ROY: Anthru-borg? Sounds like you, Aruseus.
ARUSEUS: It is.
{Flashback to future shock}
NAMINE: I have a pragmatism with flashbacks. Which means I am not having any of that.
ANTHRUBORG: I will have you dead! HAHAHAHAHAHA!
{pause}
ARUSEUS: {voiceover} Anthru-borg onced tried to kill Zippy, because of some future event of some sort.
{Cut back to 30X2}
STINKOROY JR: Anthru-borg is treating you like a slave! He is taking advantage of you!
KRAXARIO: LIES!
{Kraxario thrusts towards StinkoRoy Jr, slicing his arm blade across his chest}
STINKOROY JR: {falling to the gronud} FAAAAAAAAAAAAATTTTTTTHHHHHHHEEERRRRRRRRRRRRRR!!!!
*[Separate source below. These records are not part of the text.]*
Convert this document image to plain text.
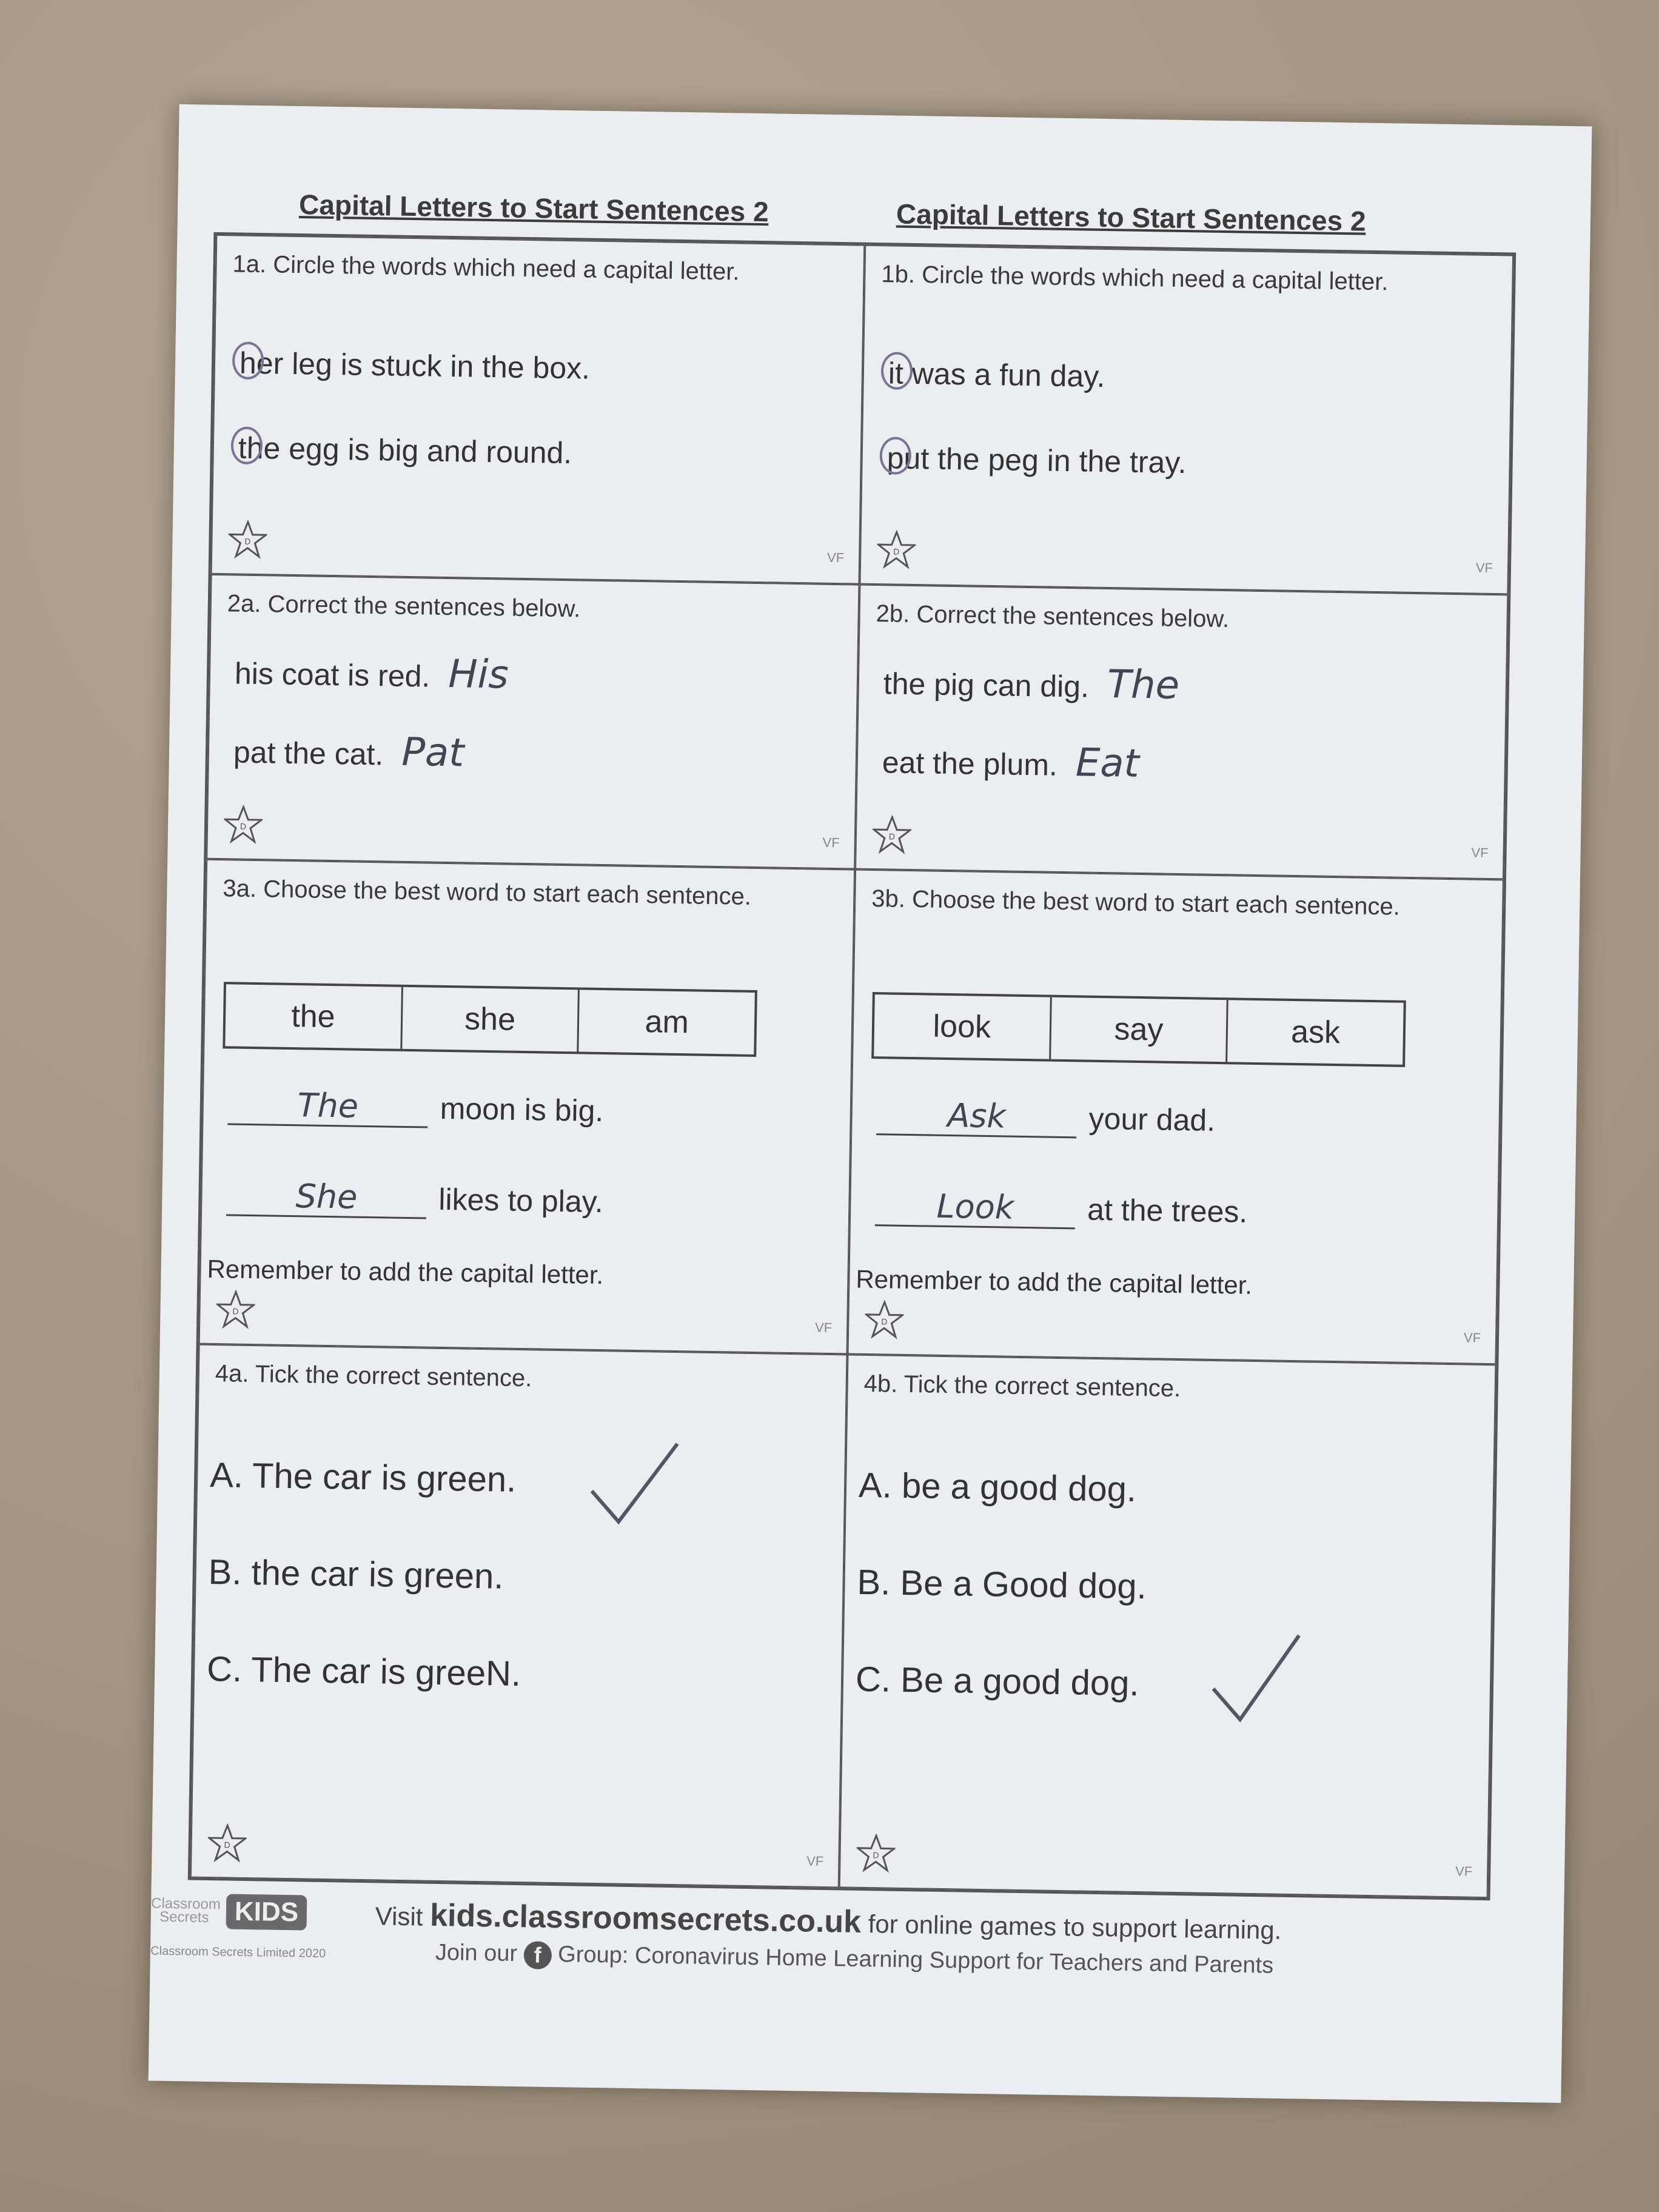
Capital Letters to Start Sentences 2	Capital Letters to Start Sentences 2

1a. Circle the words which need a capital letter.

her leg is stuck in the box.
the egg is big and round.
D
VF

1b. Circle the words which need a capital letter.

it was a fun day.
put the peg in the tray.
D
VF

2a. Correct the sentences below.

his coat is red. His
pat the cat. Pat
D
VF

2b. Correct the sentences below.

the pig can dig. The
eat the plum. Eat
D
VF

3a. Choose the best word to start each sentence.

the	she	am
The	moon is big.
She	likes to play.
Remember to add the capital letter.
D
VF

3b. Choose the best word to start each sentence.

look	say	ask
Ask	your dad.
Look at the trees.
Remember to add the capital letter.
D
VF

4a. Tick the correct sentence.

A. The car is green.
B. the car is green.
C. The car is greeN.
D
VF

4b. Tick the correct sentence.

A. be a good dog.
B. Be a Good dog.
C. Be a good dog.
D
VF
Classroom Secrets KIDS	Visit kids.classroomsecrets.co.uk for online games to support learning.
Join our f Group: Coronavirus Home Learning Support for Teachers and Parents
© Classroom Secrets Limited 2020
{StinkoRoy Jr. drops dead}
ROY: I almost wish I hadn't seen that!
ROY JR: Is that whats going to happen, dad?
ARUSEUS: Not unless we change it. Remember we live in that past.
{The screen fades black}
Click here to email Aruseus.
Fun Facts
- This is the longest Aruseus email to date. 67 Lines!
NAMINE: So you can write lengthy! Good.
NAMINE: You had a pretty neat idea, but you botched the execution of it such that I was bored of it partway through.